From “the brightest [offshore wind] spot outside Europe” to a public row between government and developers – with some firms openly talking about cancelling all their projects – it’s hard to imagine a sharper turn than the one experienced by Taiwan´s nascent offshore wind industry.
These winds of change (sorry, couldn’t resist) have been blowing over the last three months, after the government announced an unexpected cut to its offshore wind feed-in tariffs at the end of 2018.
Prior to that shock, Taiwan looked like very much like a model opportunity in Asia. Taipei, as part of its efforts to move towards greener renewable sources, allocated 5.5GW of capacity to offshore wind projects during 2018, attracting the likes of Orsted, wpd, Macquarie Capital and Copenhagen Infrastructure Partners.

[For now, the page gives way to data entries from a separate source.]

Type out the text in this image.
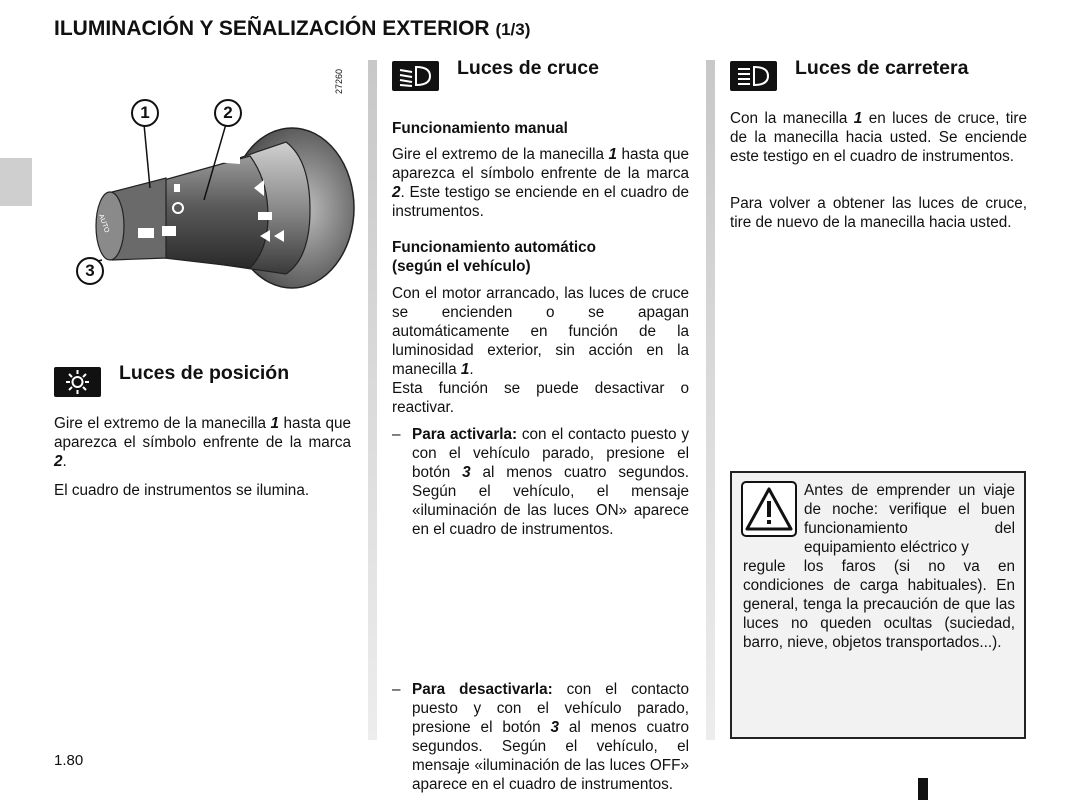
ILUMINACIÓN Y SEÑALIZACIÓN EXTERIOR (1/3)
AUTO
1	2
3
27260
Luces de posición
Gire el extremo de la manecilla 1 hasta que aparezca el símbolo enfrente de la marca 2.
El cuadro de instrumentos se ilumina.
Luces de cruce
Funcionamiento manual
Gire el extremo de la manecilla 1 hasta que aparezca el símbolo enfrente de la marca 2. Este testigo se enciende en el cuadro de instrumentos.
Funcionamiento automático
(según el vehículo)
Con el motor arrancado, las luces de cruce se encienden o se apagan automáticamente en función de la luminosidad exterior, sin acción en la manecilla 1.
Esta función se puede desactivar o reactivar.
– Para activarla: con el contacto puesto y con el vehículo parado, presione el botón 3 al menos cuatro segundos. Según el vehículo, el mensaje «iluminación de las luces ON» aparece en el cuadro de instrumentos.
– Para desactivarla: con el contacto puesto y con el vehículo parado, presione el botón 3 al menos cuatro segundos. Según el vehículo, el mensaje «iluminación de las luces OFF» aparece en el cuadro de instrumentos.
Luces de carretera
Con la manecilla 1 en luces de cruce, tire de la manecilla hacia usted. Se enciende este testigo en el cuadro de instrumentos.
Para volver a obtener las luces de cruce, tire de nuevo de la manecilla hacia usted.
Antes de emprender un viaje de noche: verifique el buen funcionamiento del equipamiento eléctrico y
regule los faros (si no va en condiciones de carga habituales). En general, tenga la precaución de que las luces no queden ocultas (suciedad, barro, nieve, objetos transportados...).
1.80
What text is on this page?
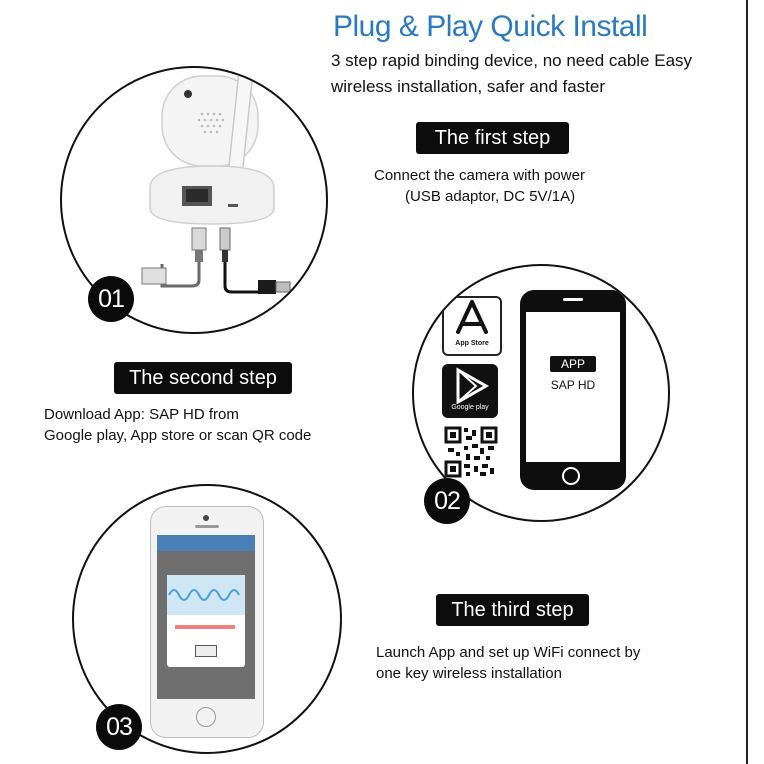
Plug & Play Quick Install
3 step rapid binding device, no need cable Easy wireless installation, safer and faster
01
The first step
Connect the camera with power
(USB adaptor, DC 5V/1A)
The second step
Download App: SAP HD from
Google play, App store or scan QR code
App Store
Google play
APP
SAP HD
02
03
The third step
Launch App and set up WiFi connect by
one key wireless installation
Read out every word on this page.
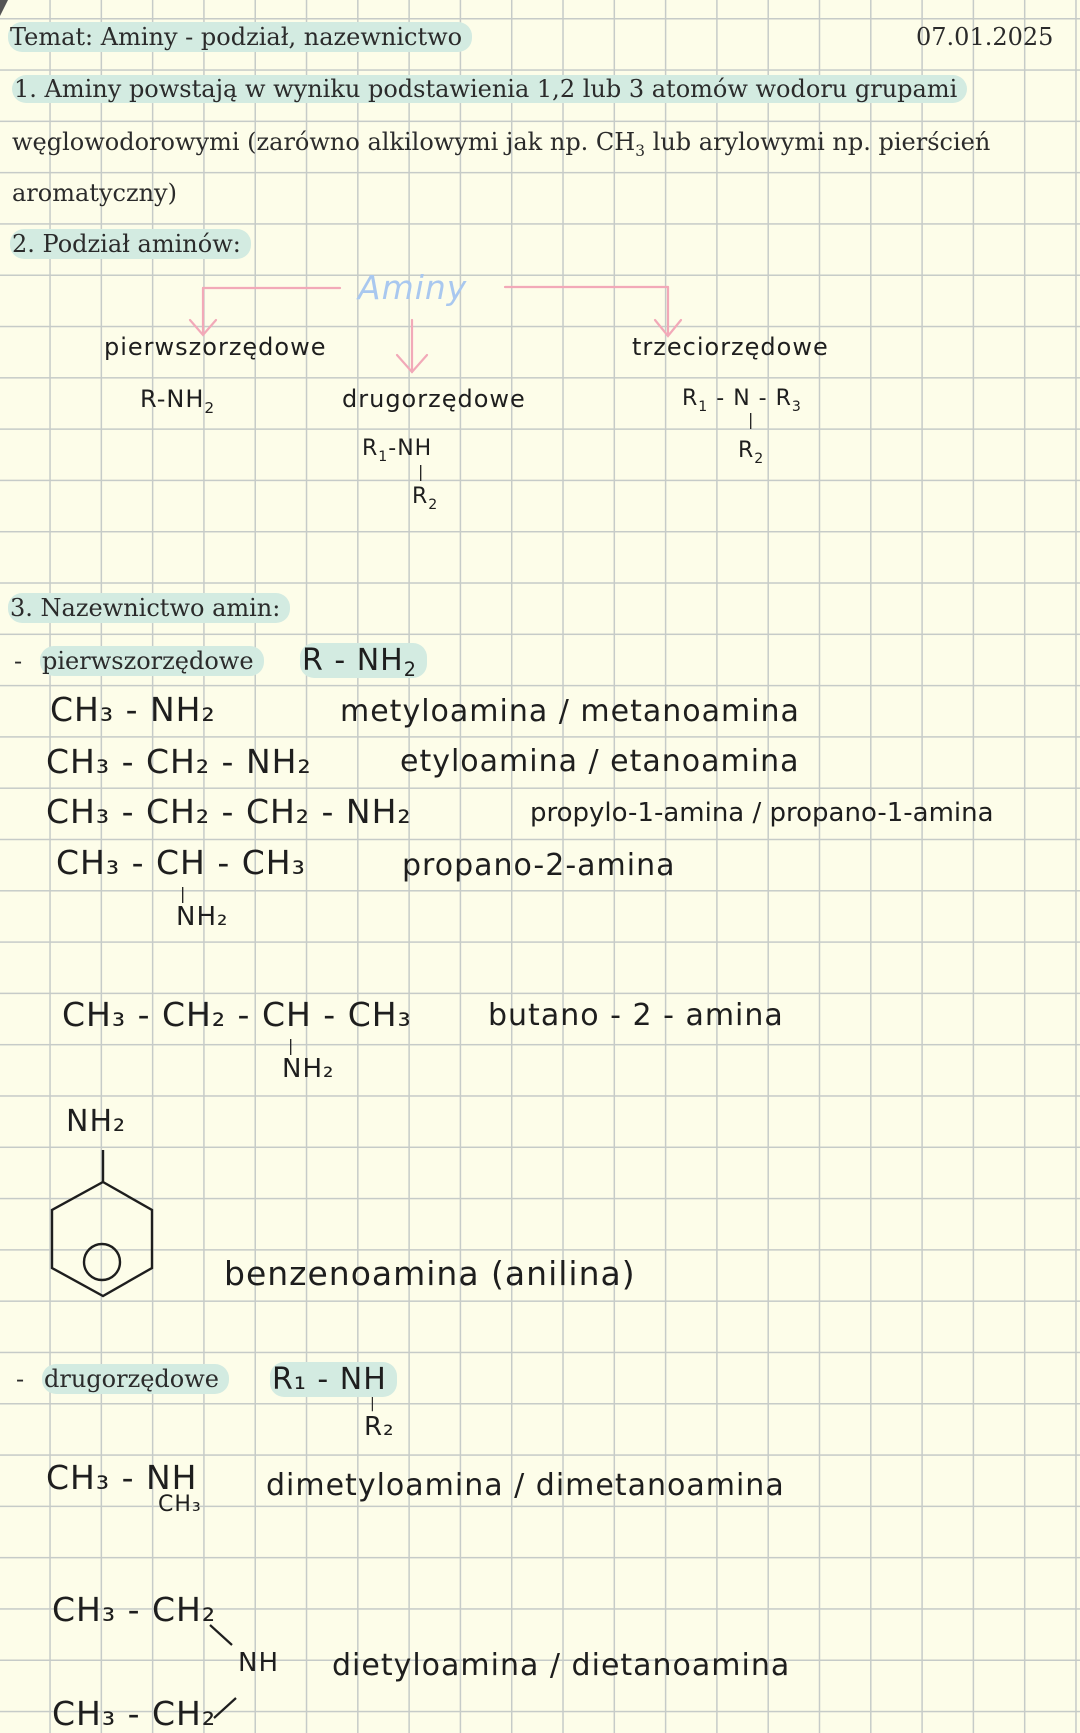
Temat: Aminy - podział, nazewnictwo	07.01.2025
1. Aminy powstają w wyniku podstawienia 1,2 lub 3 atomów wodoru grupami
węglowodorowymi (zarówno alkilowymi jak np. $CH_3$ lub arylowymi np. pierścień
aromatyczny)
2. Podział aminów:
Aminy
pierwszorzędowe
$R-NH_2$	drugorzędowe
$R_1-NH$
|
$R_2$
trzeciorzędowe
$R_1$ - N - $R_3$
|
$R_2$
3. Nazewnictwo amin:
- pierwszorzędowe	R - $NH_2$
CH₃ - NH₂	metyloamina / metanoamina
CH₃ - CH₂ - NH₂	etyloamina / etanoamina
CH₃ - CH₂ - CH₂ - NH₂	propylo-1-amina / propano-1-amina
CH₃ - CH - CH₃
|
NH₂
propano-2-amina
CH₃ - CH₂ - CH - CH₃
|
NH₂
butano - 2 - amina
NH₂
benzenoamina (anilina)
- drugorzędowe	R₁ - NH
|
R₂
CH₃ - NH
CH₃
dimetyloamina / dimetanoamina
CH₃ - CH₂
NH
CH₃ - CH₂
dietyloamina / dietanoamina
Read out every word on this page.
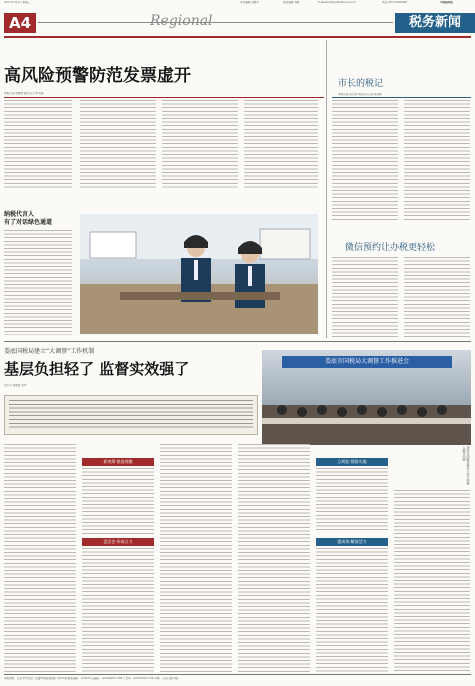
2017年7月5日 星期三	本刊编辑 吴晓华	视觉编辑 刘林	E-mail:tsrb@chinatax.gov.cn	电话 010-61930069	中国税务报
A4	Regional	税务新闻
高风险预警防范发票虚开
本报记者 徐维维 通讯员 王琴 周康
纳税代言人
有了对话绿色通道
市长的税记
本报记者 何宇潇 本报见习记者 郭佳彬
微信预约让办税更轻松
娄底国税局建立“大调督”工作机制
基层负担轻了 监督实效强了
李小平 刘丽君 田华
娄底市国税局大调督工作推进会
娄底市国税局税务干部为纳税人解答问题
抓统筹·推进规模
盘活会·形成合力
立规矩·强推实施
提成效·解放活力
本报地址：北京市丰台区广安路9号国投财富广场3号楼 邮政编码：100073 总编室：(010)63911700 广告部：(010)63911754 印刷：人民日报印刷厂
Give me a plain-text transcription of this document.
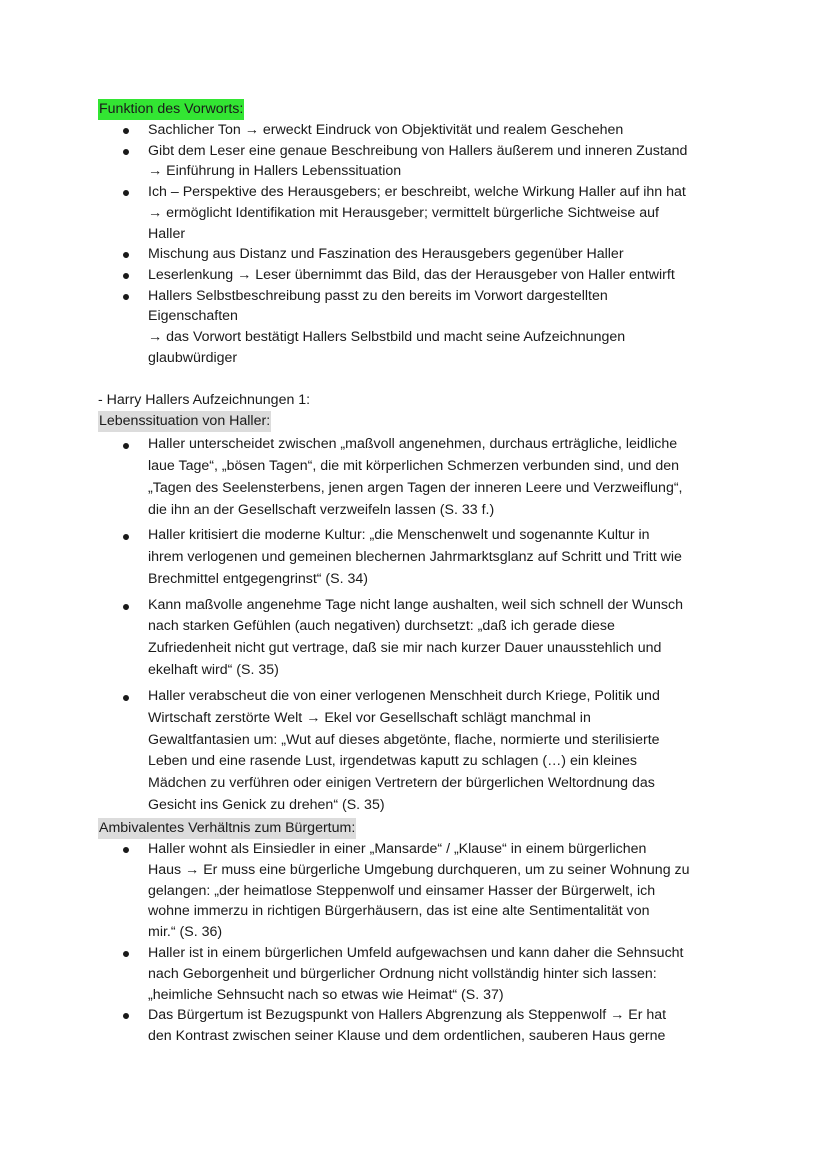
Funktion des Vorworts:
Sachlicher Ton → erweckt Eindruck von Objektivität und realem Geschehen
Gibt dem Leser eine genaue Beschreibung von Hallers äußerem und inneren Zustand
→ Einführung in Hallers Lebenssituation
Ich – Perspektive des Herausgebers; er beschreibt, welche Wirkung Haller auf ihn hat
→ ermöglicht Identifikation mit Herausgeber; vermittelt bürgerliche Sichtweise auf
Haller
Mischung aus Distanz und Faszination des Herausgebers gegenüber Haller
Leserlenkung → Leser übernimmt das Bild, das der Herausgeber von Haller entwirft
Hallers Selbstbeschreibung passt zu den bereits im Vorwort dargestellten
Eigenschaften
→ das Vorwort bestätigt Hallers Selbstbild und macht seine Aufzeichnungen
glaubwürdiger
- Harry Hallers Aufzeichnungen 1:
Lebenssituation von Haller:
Haller unterscheidet zwischen „maßvoll angenehmen, durchaus erträgliche, leidliche
laue Tage“, „bösen Tagen“, die mit körperlichen Schmerzen verbunden sind, und den
„Tagen des Seelensterbens, jenen argen Tagen der inneren Leere und Verzweiflung“,
die ihn an der Gesellschaft verzweifeln lassen (S. 33 f.)
Haller kritisiert die moderne Kultur: „die Menschenwelt und sogenannte Kultur in
ihrem verlogenen und gemeinen blechernen Jahrmarktsglanz auf Schritt und Tritt wie
Brechmittel entgegengrinst“ (S. 34)
Kann maßvolle angenehme Tage nicht lange aushalten, weil sich schnell der Wunsch
nach starken Gefühlen (auch negativen) durchsetzt: „daß ich gerade diese
Zufriedenheit nicht gut vertrage, daß sie mir nach kurzer Dauer unausstehlich und
ekelhaft wird“ (S. 35)
Haller verabscheut die von einer verlogenen Menschheit durch Kriege, Politik und
Wirtschaft zerstörte Welt → Ekel vor Gesellschaft schlägt manchmal in
Gewaltfantasien um: „Wut auf dieses abgetönte, flache, normierte und sterilisierte
Leben und eine rasende Lust, irgendetwas kaputt zu schlagen (…) ein kleines
Mädchen zu verführen oder einigen Vertretern der bürgerlichen Weltordnung das
Gesicht ins Genick zu drehen“ (S. 35)
Ambivalentes Verhältnis zum Bürgertum:
Haller wohnt als Einsiedler in einer „Mansarde“ / „Klause“ in einem bürgerlichen
Haus → Er muss eine bürgerliche Umgebung durchqueren, um zu seiner Wohnung zu
gelangen: „der heimatlose Steppenwolf und einsamer Hasser der Bürgerwelt, ich
wohne immerzu in richtigen Bürgerhäusern, das ist eine alte Sentimentalität von
mir.“ (S. 36)
Haller ist in einem bürgerlichen Umfeld aufgewachsen und kann daher die Sehnsucht
nach Geborgenheit und bürgerlicher Ordnung nicht vollständig hinter sich lassen:
„heimliche Sehnsucht nach so etwas wie Heimat“ (S. 37)
Das Bürgertum ist Bezugspunkt von Hallers Abgrenzung als Steppenwolf → Er hat
den Kontrast zwischen seiner Klause und dem ordentlichen, sauberen Haus gerne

“It’s all driven by the political will behind it and the environment that has been set,” wpd’s Helge Rau told us at last year’s Hong Kong Summit, referring to the development of the industry.
Unfortunately, that will faltered during the second half of 2018, as the general public and government officials started questioning the island’s renewables push.
In July, the award of 1,664 MW of capacity for four offshore wind projects to Northland Power and Orsted – at bidding prices substantially lower than the government’s FiT scheme for other projects – raised eyebrows. Developers argued the costs of creating a local supply chain and making the market more efficient were borne by the first FiT-backed projects, but officials remained sceptical.
Then came a popular vote that partly rejected the government’s phase-out of nuclear energy, pushed by local campaigners accusing renewables of being unstable and expensive.
The Taiwanese government responded by proposing a new FiT regime for renewables in 2019, including a 12.7 percent cut for offshore wind tariffs. It felt it was necessary to go back to the negotiating table and establish “the real cost” of electricity, as a member of Taiwan´s Bureau of Energy put it to Infrastructure Investor after the announcement.
The prospective change seemed to catch the industry off guard, but it lost little time mounting an intense lobbying campaign against it.
Orsted rapidly became the most outspoken firm, threatening to “suspend and re-evaluate all activities” if the government pushed forward with the changes, and halted execution of contracts with local companies. wpd also confirmed that one of its projects in the island would have to be cancelled if the government stuck with its 12.7 percent cut.
The dispute came to an unceremonious end during the last week of January. Under pressure from industry, the government back-pedalled and announced a compromise cut of 5.7 percent on its FiT. The move allowed it to save some face, with analysts believing companies will still be able to move forward with their projects.
But the flip-flop hardly comes without costs.
Firstly, developers will have to undergo a tough renegotiation process with their local suppliers, to try to squeeze margins. The island’s economy might suffer from that, especially if any of the projects are deemed unprofitable. According to industry data, offshore wind development was bound to bring $28 billion of inwards investment by 2025, creating 20,000 local jobs thanks to strict localisation requirements.
Those requirements were designed to give an edge to Taiwanese companies on an industry that is expected to boom across Asia over the next few years.
Above all, though, the changes damage investors’ confidence in Taiwan, not only in its offshore wind market but in the renewables opportunity as a whole. BlackRock and Partners Group have already invested in the country’s solar industry, lured by Taiwan’s goals to reach 20GW of solar capacity, also by 2025. They might be wondering how rock-solid the government’s commitment to that industry really is.
If Taiwan is serious about its green transformation, Taipei will have to convince investors it’s not only a booming market, but a stable one, too.